El canciller dijo que la relación entre China y Estados Unidos “es la más importante y compleja del mundo” y subrayó que la diplomacia entre jefes de Estado es la “estrella guía” de la relación. También apuntó que, durante la reunión que mantuvieron Xi y Trump en Pekín este viernes, ambos líderes acordaron mantener un contacto estrecho mediante encuentros, llamadas telefónicas e intercambio de correspondencia.
En el plano económico y comercial, Wang Yi indicó que los equipos de ambos países lograron resultados “generalmente equilibrados y positivos”, entre ellos implementar los acuerdos de consultas anteriores, crear un consejo comercial y otro de inversiones, abordar el acceso mutuo al mercado agrícola y ampliar el comercio bilateral en el marco de la reducción recíproca de aranceles.

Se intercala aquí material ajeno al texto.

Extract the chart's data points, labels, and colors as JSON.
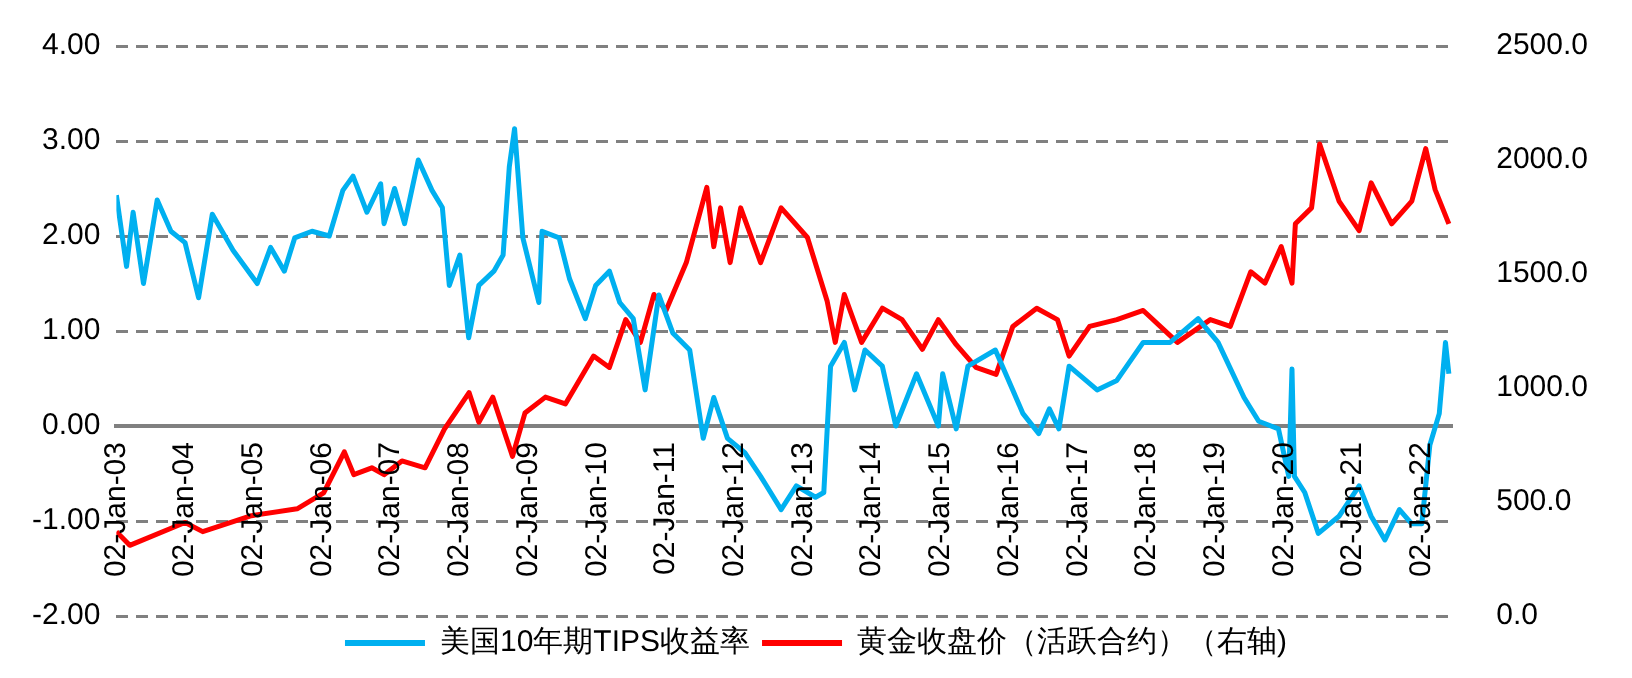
{
  "chart_data": {
    "type": "line",
    "legend": "bottom",
    "grid": "y",
    "marker": "none",
    "xlim": [
      "2003-01-02",
      "2022-06-13"
    ],
    "xticks": [
      {
        "value": "2003-01-02",
        "label": "02-Jan-03"
      },
      {
        "value": "2004-01-02",
        "label": "02-Jan-04"
      },
      {
        "value": "2005-01-02",
        "label": "02-Jan-05"
      },
      {
        "value": "2006-01-02",
        "label": "02-Jan-06"
      },
      {
        "value": "2007-01-02",
        "label": "02-Jan-07"
      },
      {
        "value": "2008-01-02",
        "label": "02-Jan-08"
      },
      {
        "value": "2009-01-02",
        "label": "02-Jan-09"
      },
      {
        "value": "2010-01-02",
        "label": "02-Jan-10"
      },
      {
        "value": "2011-01-02",
        "label": "02-Jan-11"
      },
      {
        "value": "2012-01-02",
        "label": "02-Jan-12"
      },
      {
        "value": "2013-01-02",
        "label": "02-Jan-13"
      },
      {
        "value": "2014-01-02",
        "label": "02-Jan-14"
      },
      {
        "value": "2015-01-02",
        "label": "02-Jan-15"
      },
      {
        "value": "2016-01-02",
        "label": "02-Jan-16"
      },
      {
        "value": "2017-01-02",
        "label": "02-Jan-17"
      },
      {
        "value": "2018-01-02",
        "label": "02-Jan-18"
      },
      {
        "value": "2019-01-02",
        "label": "02-Jan-19"
      },
      {
        "value": "2020-01-02",
        "label": "02-Jan-20"
      },
      {
        "value": "2021-01-02",
        "label": "02-Jan-21"
      },
      {
        "value": "2022-01-02",
        "label": "02-Jan-22"
      }
    ],
    "ylim": [
      -2,
      4
    ],
    "yticks": [
      {
        "value": -2,
        "label": "-2.00"
      },
      {
        "value": -1,
        "label": "-1.00"
      },
      {
        "value": 0,
        "label": "0.00"
      },
      {
        "value": 1,
        "label": "1.00"
      },
      {
        "value": 2,
        "label": "2.00"
      },
      {
        "value": 3,
        "label": "3.00"
      },
      {
        "value": 4,
        "label": "4.00"
      }
    ],
    "y2lim": [
      0,
      2500
    ],
    "y2ticks": [
      {
        "value": 0,
        "label": "0.0"
      },
      {
        "value": 500,
        "label": "500.0"
      },
      {
        "value": 1000,
        "label": "1000.0"
      },
      {
        "value": 1500,
        "label": "1500.0"
      },
      {
        "value": 2000,
        "label": "2000.0"
      },
      {
        "value": 2500,
        "label": "2500.0"
      }
    ],
    "series": [
      {
        "name": "美国10年期TIPS收益率",
        "color": "#00b0f0",
        "x": [
          "2003-01-02",
          "2003-02-25",
          "2003-04-01",
          "2003-05-26",
          "2003-08-07",
          "2003-10-19",
          "2004-01-02",
          "2004-03-14",
          "2004-05-26",
          "2004-09-13",
          "2005-01-20",
          "2005-04-01",
          "2005-06-13",
          "2005-08-07",
          "2005-11-07",
          "2006-02-07",
          "2006-04-20",
          "2006-06-13",
          "2006-08-26",
          "2006-11-07",
          "2006-11-25",
          "2007-01-20",
          "2007-03-14",
          "2007-05-26",
          "2007-08-07",
          "2007-10-01",
          "2007-11-07",
          "2008-01-02",
          "2008-02-18",
          "2008-04-12",
          "2008-07-01",
          "2008-08-19",
          "2008-09-21",
          "2008-10-19",
          "2008-12-02",
          "2009-02-25",
          "2009-03-14",
          "2009-06-13",
          "2009-08-07",
          "2009-10-30",
          "2009-12-24",
          "2010-03-07",
          "2010-05-01",
          "2010-07-12",
          "2010-09-13",
          "2010-11-25",
          "2011-02-07",
          "2011-05-08",
          "2011-07-19",
          "2011-09-13",
          "2011-11-25",
          "2012-02-25",
          "2012-05-19",
          "2012-09-05",
          "2012-11-25",
          "2013-03-07",
          "2013-04-20",
          "2013-05-26",
          "2013-08-07",
          "2013-10-01",
          "2013-11-25",
          "2014-02-25",
          "2014-05-08",
          "2014-08-26",
          "2014-12-20",
          "2015-01-12",
          "2015-03-25",
          "2015-05-26",
          "2015-10-19",
          "2016-03-14",
          "2016-06-06",
          "2016-08-01",
          "2016-09-21",
          "2016-11-14",
          "2017-04-12",
          "2017-07-26",
          "2017-12-13",
          "2018-05-05",
          "2018-10-01",
          "2019-01-15",
          "2019-06-02",
          "2019-08-19",
          "2019-12-02",
          "2020-01-26",
          "2020-02-12",
          "2020-02-25",
          "2020-04-20",
          "2020-07-01",
          "2020-10-19",
          "2021-02-03",
          "2021-04-08",
          "2021-06-20",
          "2021-09-05",
          "2021-11-10",
          "2022-01-02",
          "2022-02-14",
          "2022-04-05",
          "2022-05-08",
          "2022-05-26"
        ],
        "values": [
          2.43,
          1.68,
          2.25,
          1.5,
          2.38,
          2.05,
          1.93,
          1.35,
          2.23,
          1.85,
          1.5,
          1.88,
          1.63,
          1.98,
          2.05,
          2.0,
          2.48,
          2.63,
          2.25,
          2.55,
          2.13,
          2.5,
          2.13,
          2.8,
          2.48,
          2.3,
          1.48,
          1.8,
          0.93,
          1.48,
          1.63,
          1.8,
          2.73,
          3.13,
          1.98,
          1.3,
          2.05,
          1.98,
          1.55,
          1.13,
          1.48,
          1.63,
          1.3,
          1.13,
          0.38,
          1.38,
          0.98,
          0.8,
          -0.13,
          0.3,
          -0.13,
          -0.28,
          -0.53,
          -0.88,
          -0.63,
          -0.75,
          -0.7,
          0.63,
          0.88,
          0.38,
          0.8,
          0.63,
          0.0,
          0.55,
          0.0,
          0.55,
          -0.03,
          0.63,
          0.8,
          0.13,
          -0.08,
          0.18,
          -0.03,
          0.63,
          0.38,
          0.48,
          0.88,
          0.88,
          1.13,
          0.88,
          0.3,
          0.05,
          -0.03,
          -0.53,
          0.6,
          -0.53,
          -0.7,
          -1.13,
          -0.95,
          -0.63,
          -0.95,
          -1.2,
          -0.88,
          -1.03,
          -1.03,
          -0.2,
          0.13,
          0.88,
          0.55
        ]
      },
      {
        "name": "黄金收盘价（活跃合约）（右轴)",
        "color": "#ff0000",
        "axis": "y2",
        "x": [
          "2003-01-02",
          "2003-03-14",
          "2004-01-02",
          "2004-04-05",
          "2004-12-20",
          "2005-08-20",
          "2006-01-08",
          "2006-04-28",
          "2006-06-17",
          "2006-09-21",
          "2006-11-25",
          "2007-02-28",
          "2007-07-01",
          "2007-10-12",
          "2008-02-20",
          "2008-04-12",
          "2008-06-25",
          "2008-10-08",
          "2008-12-13",
          "2009-04-01",
          "2009-07-16",
          "2009-12-13",
          "2010-03-07",
          "2010-06-02",
          "2010-08-19",
          "2010-10-30",
          "2011-01-02",
          "2011-04-20",
          "2011-08-07",
          "2011-09-13",
          "2011-10-19",
          "2011-12-09",
          "2012-02-03",
          "2012-05-19",
          "2012-09-05",
          "2013-01-23",
          "2013-05-08",
          "2013-06-20",
          "2013-08-07",
          "2013-11-07",
          "2014-02-25",
          "2014-06-10",
          "2014-09-26",
          "2014-12-20",
          "2015-03-25",
          "2015-07-08",
          "2015-10-23",
          "2016-01-20",
          "2016-05-26",
          "2016-09-13",
          "2016-11-14",
          "2017-03-03",
          "2017-07-26",
          "2017-12-13",
          "2018-06-13",
          "2018-12-05",
          "2019-03-21",
          "2019-07-08",
          "2019-09-21",
          "2019-12-17",
          "2020-02-12",
          "2020-03-01",
          "2020-05-26",
          "2020-07-08",
          "2020-10-19",
          "2021-02-03",
          "2021-04-08",
          "2021-07-26",
          "2021-11-10",
          "2022-01-23",
          "2022-03-14",
          "2022-05-26"
        ],
        "values": [
          370,
          310,
          410,
          370,
          440,
          470,
          540,
          720,
          620,
          650,
          620,
          680,
          650,
          820,
          980,
          850,
          960,
          700,
          890,
          960,
          930,
          1140,
          1090,
          1300,
          1200,
          1410,
          1340,
          1550,
          1880,
          1620,
          1790,
          1550,
          1790,
          1550,
          1790,
          1660,
          1380,
          1200,
          1410,
          1200,
          1350,
          1300,
          1170,
          1300,
          1190,
          1090,
          1060,
          1270,
          1350,
          1300,
          1140,
          1270,
          1300,
          1340,
          1200,
          1300,
          1270,
          1510,
          1460,
          1620,
          1460,
          1720,
          1790,
          2070,
          1820,
          1690,
          1900,
          1720,
          1820,
          2050,
          1870,
          1720
        ]
      }
    ]
  }
}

“Ambas partes siguen debatiendo los detalles pertinentes y ultimarán los resultados lo antes posible, colaborando para garantizar su aplicación”, informó.
Otro tema que estuvo sobre la mesa fue la situación en Oriente Medio, donde China, reiterando su posición, animó a Estados Unidos e Irán a resolver sus diferencias mediante negociaciones y abogó por la pronta reapertura del estrecho de Ormuz y el mantenimiento de un alto el fuego, que debe ser “permanente e integral”.

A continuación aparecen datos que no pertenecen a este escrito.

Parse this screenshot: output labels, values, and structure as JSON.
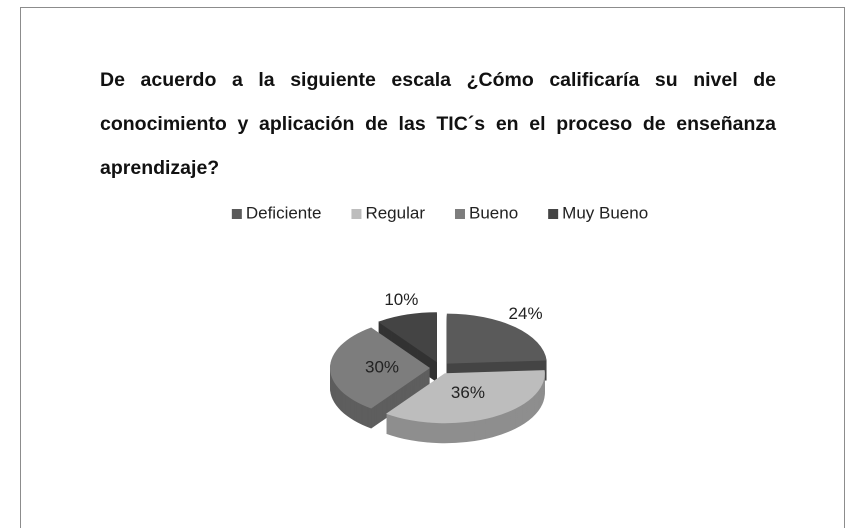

Wang recalcó que ambos mandatarios mantuvieron una comunicación “franca, profunda, constructiva y estratégica” sobre asuntos clave de las relaciones bilaterales, exploraron la vía correcta para la convivencia entre dos grandes potencias y alcanzaron una serie de consensos.
En una banquete de Estado en Pekín el jueves, Trump brindó por su anfitrión chino y extendió una invitación para que Xi visite junto a su esposa, Peng Liyuan, la Casa Blanca el próximo 24 de septiembre.
Los dos líderes acordaron además, según Xinhua, apoyarse mutuamente en la organización de la reunión informal de líderes del Foro de Cooperación Económica Asia-Pacífico (APEC), prevista para los días 18 y 19 de noviembre en la ciudad china de Shenzhen, y de la cumbre del G20, que se celebrará el 14 y 15 de diciembre en Miami (EEUU).
Esta visita de Estado será la primera de un líder chino a Estados Unidos en más de una década, desde septiembre de 2015. En aquel momento, Xi fue recibido por el entonces presidente Barack Obama. Seis meses después, regresó a la capital estadounidense para asistir a la Cumbre de Seguridad Nuclear.
La relación con Taiwán
El canciller chino, Wang Yi, dijo también este viernes que Estados Unidos “comprende” la posición de Pekín y rechaza “la independencia de Taiwán”, y pidió a Washington que adopte “acciones concretas” para garantizar la estabilidad de las relaciones bilaterales y la paz en el estrecho.
Tras la partida del presidente estadounidense, Donald Trump, que permaneció menos de 48 horas en Pekín, Wang reiteró en declaraciones a la prensa que la cuestión de Taiwán es “el asunto más importante en las relaciones entre China y Estados Unidos”. “Mantener la paz y la estabilidad en el estrecho es el mayor denominador común para ambas partes. La condición previa para ello es no apoyar ni tolerar nunca la 'independencia de Taiwán'”, aseveró.
El canciller indicó que, durante la reunión entre ambos mandatarios, se percibió que Estados Unidos comprende la posición china, valora sus preocupaciones y ni reconoce ni acepta la vía independentista de Taiwán.
Ya a bordo del Air Force One rumbo a Washington, Trump, sostuvo que había tenido un “buen entendimiento” con su par chino, Xi Jinping, sobre Taiwán, la isla autogobernada cuya soberanía reclama China.
El republicano descartó que exista un riesgo inmediato de conflicto entre Estados Unidos y China por Taiwán y sostuvo que Xi “no quiere ver una guerra”, después de que el líder chino advirtiera el jueves de que una “mala gestión” de la cuestión podría llevar a ambos países al “choque” o incluso al “conflicto”.